Enhanced Open Source Feature: HBase Deletion

Due to the limitations of underlying storage systems, Hive does not support the ability to delete a single piece of table data. In Hive on HBase, Hive in the MRS solution supports the ability to delete a single piece of HBase table data. Using a specific syntax, Hive can delete one or more pieces of data from an HBase table.

Enhanced Open Source Feature: Row Delimiter

In most cases, a carriage return character is used as the row delimiter in Hive tables stored in text files, that is, the carriage return character is used as the terminator of a row during queries.

However, some data files are delimited by special characters, and not a carriage return character.

MRS Hive allows you to specify different characters or character combinations as row delimiters for Hive data in text files.

Enhanced Open Source Feature: HTTPS/HTTP-based REST API Switchover

WebHCat provides external REST APIs for Hive. By default, the open source community version uses the HTTP protocol.

MRS Hive supports the HTTPS protocol that is more secure, and enables switchover between the HTTP protocol and the HTTPS protocol.

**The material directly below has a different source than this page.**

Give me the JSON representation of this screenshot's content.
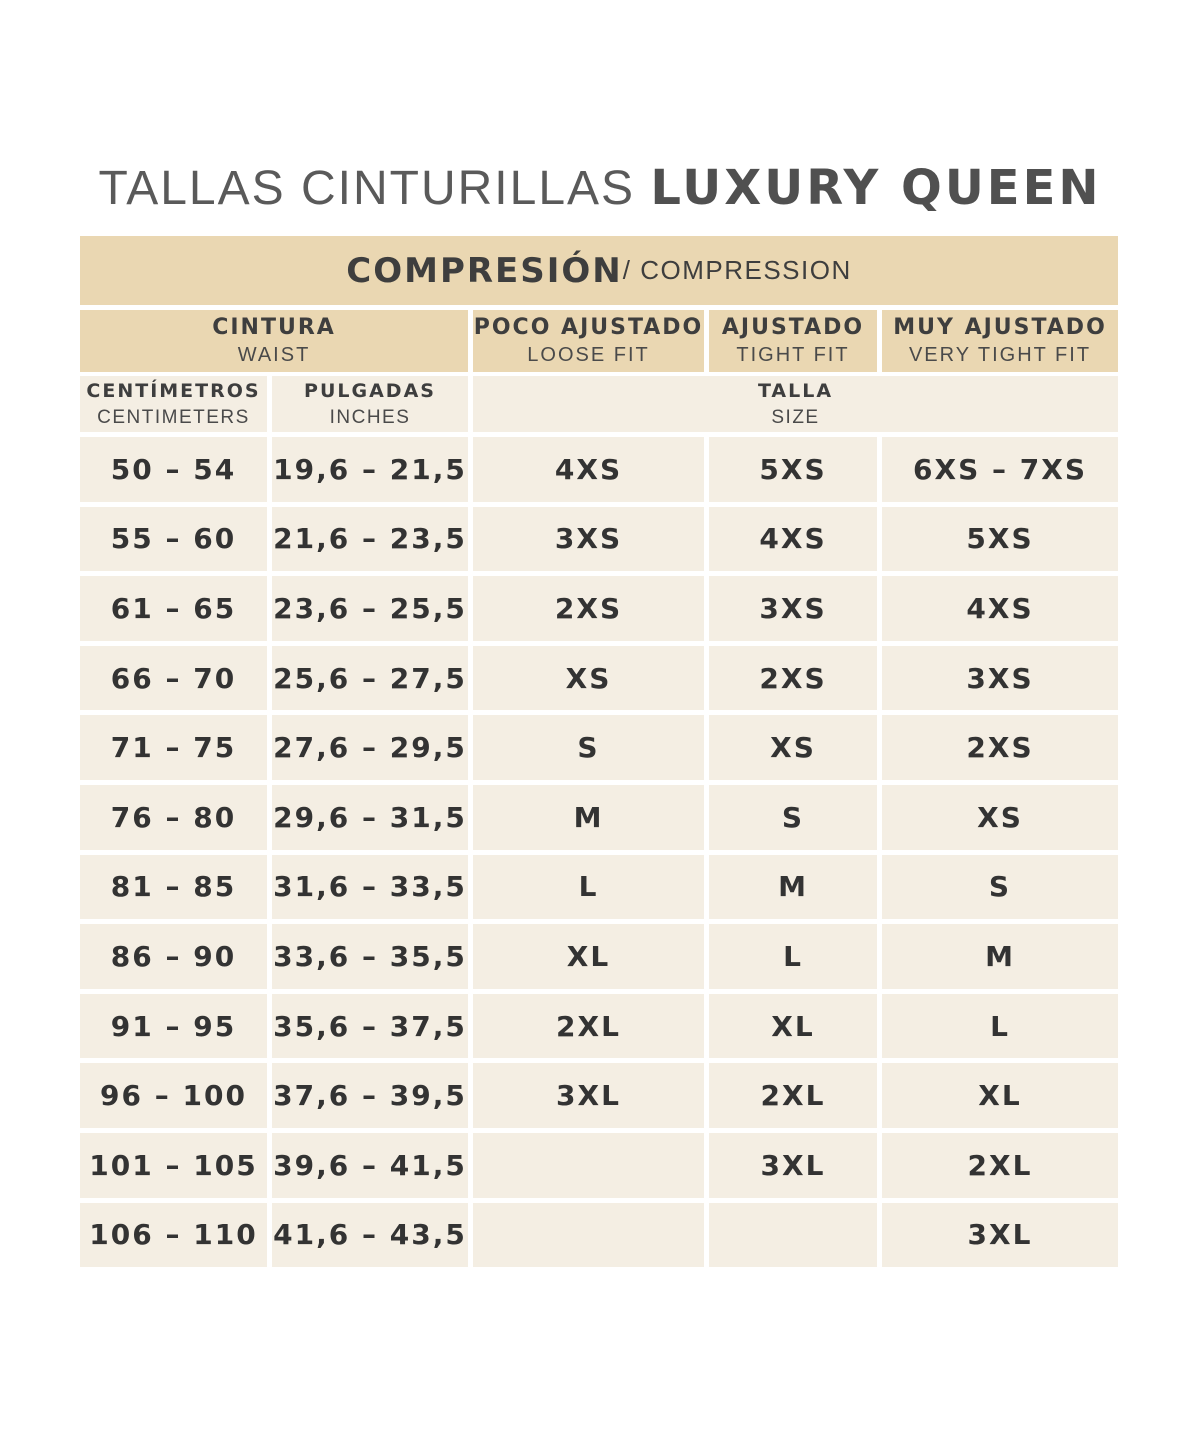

Enhanced Open Source Feature: Transform Function

The Transform function is not allowed by Hive of the open source version. MRS Hive supports the configuration of the Transform function. The function is disabled by default, which is the same as that of the open source community version.

Users can modify configurations of the Transform function to enable the function. However, security risks exist when the Transform function is enabled.

Enhanced Open Source Feature: Temporary Function Creation Without ADMIN Permission

You must have ADMIN permission when creating temporary functions on Hive of the open source community version. MRS Hive supports the configuration of the function for creating temporary functions with ADMIN permission. The function is disabled by default, which is the same as that of the open-source community version.

You can modify configurations of this function. After the function is enabled, you can create temporary functions without ADMIN permission.

Enhanced Open Source Feature: Database Authorization

In the Hive open source community version, only the database owner can create tables in the database. You can be granted with the CREATE and SELECT permissions on tables by MRS Hive in a database. After you are granted with the permission to query data in the database, the system automatically associates the query permission on all tables in the database.

Enhanced Open Source Feature: Column Authorization

The Hive open source community version supports only table-level permission control. MRS Hive supports column-level permission control. You can be granted with column-level permissions, such as SELECT, INSERT, and UPDATE.